In a method for a monitoring device to detect an object using low power,
An object detection step in which a motion sensor included in the monitoring device detects an object;
When the motion sensor determines the object to be monitored in the object detection step, the motion sensor transmitting a wakeup signal to the camera unit to apply driving power to the camera unit included in the monitoring device;
A camera unit driving power application step in which the camera unit applies driving power to an image sensor unit, an image encoding media processing unit, and a computer vision classification processing unit included in the monitoring device;
Initializing the image sensor unit including AF, AE, and AWB control;
An image encoding and storage step in which the media processing unit encodes the image input to the image sensor unit and stores the generated image data in a temporary memory;
If the computer vision classification processing unit cannot determine the existence and scope of the object to be monitored by analyzing the image data stored in the temporary memory, the camera unit switches to standby mode,
In the object detection step,
Power is not applied to the camera unit,
The motion sensor detects an object using low power, characterized in that it determines whether the object is a person, a vehicle, or another object based on one or more of the size of the detected object, the moving speed of the object, and the moving direction of the object. How to.
A computer program stored in a recording medium that executes the method for detecting an object using low power according to any one of claims 1 and 4 to 13.

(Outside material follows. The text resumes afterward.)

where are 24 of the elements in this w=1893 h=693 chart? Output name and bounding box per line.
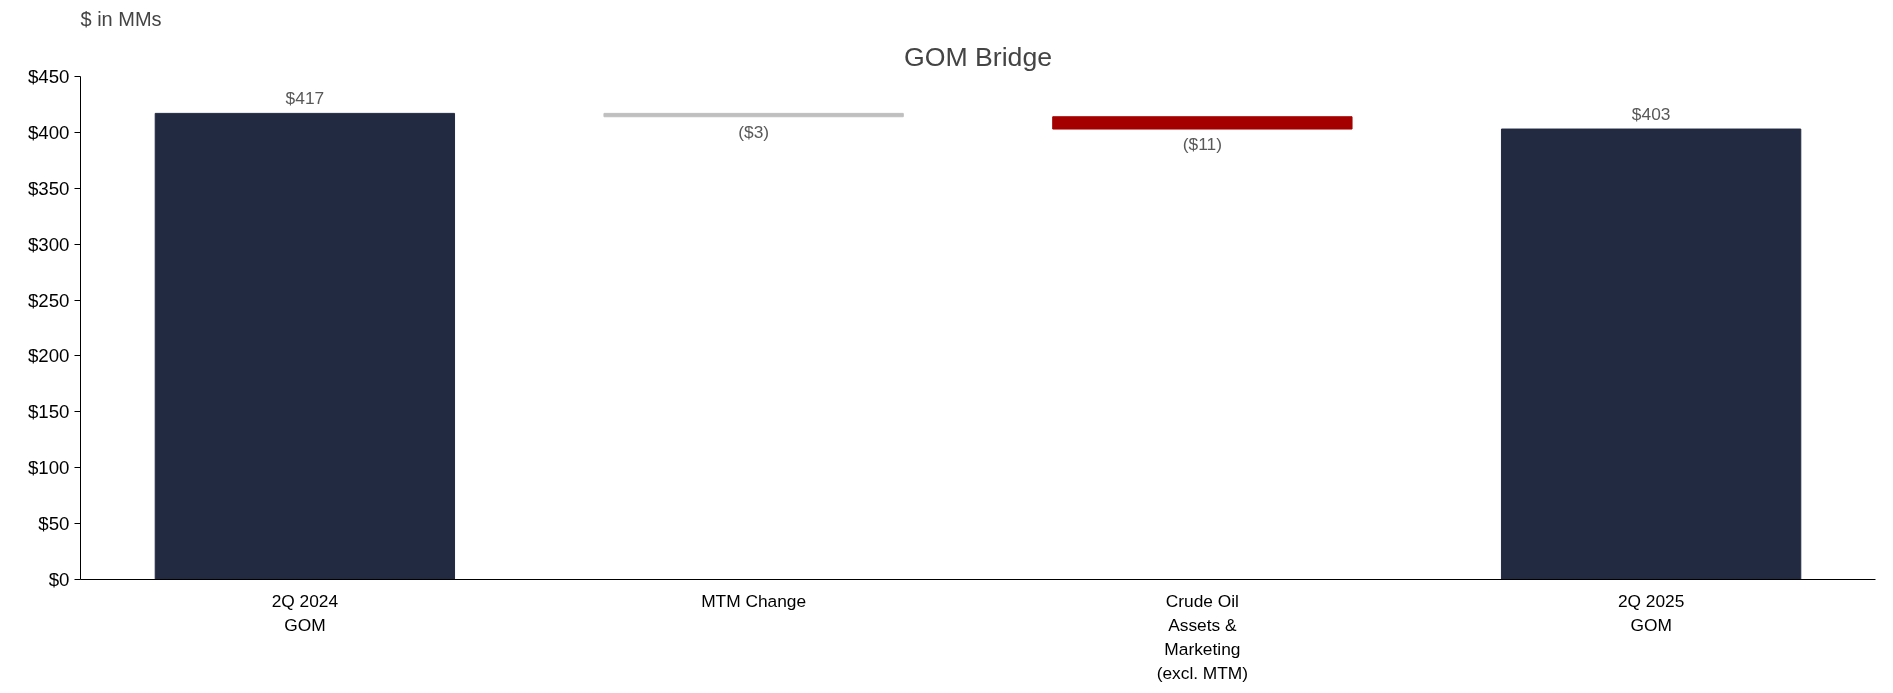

In a monitoring device that detects an object using low power,
The monitoring device includes a motion sensor that detects a monitoring object and, when the monitoring object is identified, transmits a wakeup signal to the camera unit to apply driving power to the camera unit included in the monitoring device;
It includes an image sensor unit, a media processing unit that encodes images, a computer vision classification processing unit, and a camera unit including temporary memory,
The camera unit initializes the image sensor unit including at least one of AF, AE, and AWB, encodes the image input to the image sensor unit, and stores the generated image data in a temporary memory, and the computer vision classification processing unit stores the image data generated by encoding the image input to the image sensor unit. When the existence or scope of a surveillance object is determined by analyzing the video data stored in the temporary memory, the operating system (OS) of the surveillance device boots,
When the monitoring device that detects an object using the low power detects an object,
Power is not applied to the camera unit,
The motion sensor detects an object using low power, characterized in that it determines whether the object is a person, a vehicle, or another object based on one or more of the size of the detected object, the moving speed of the object, and the moving direction of the object. monitoring device.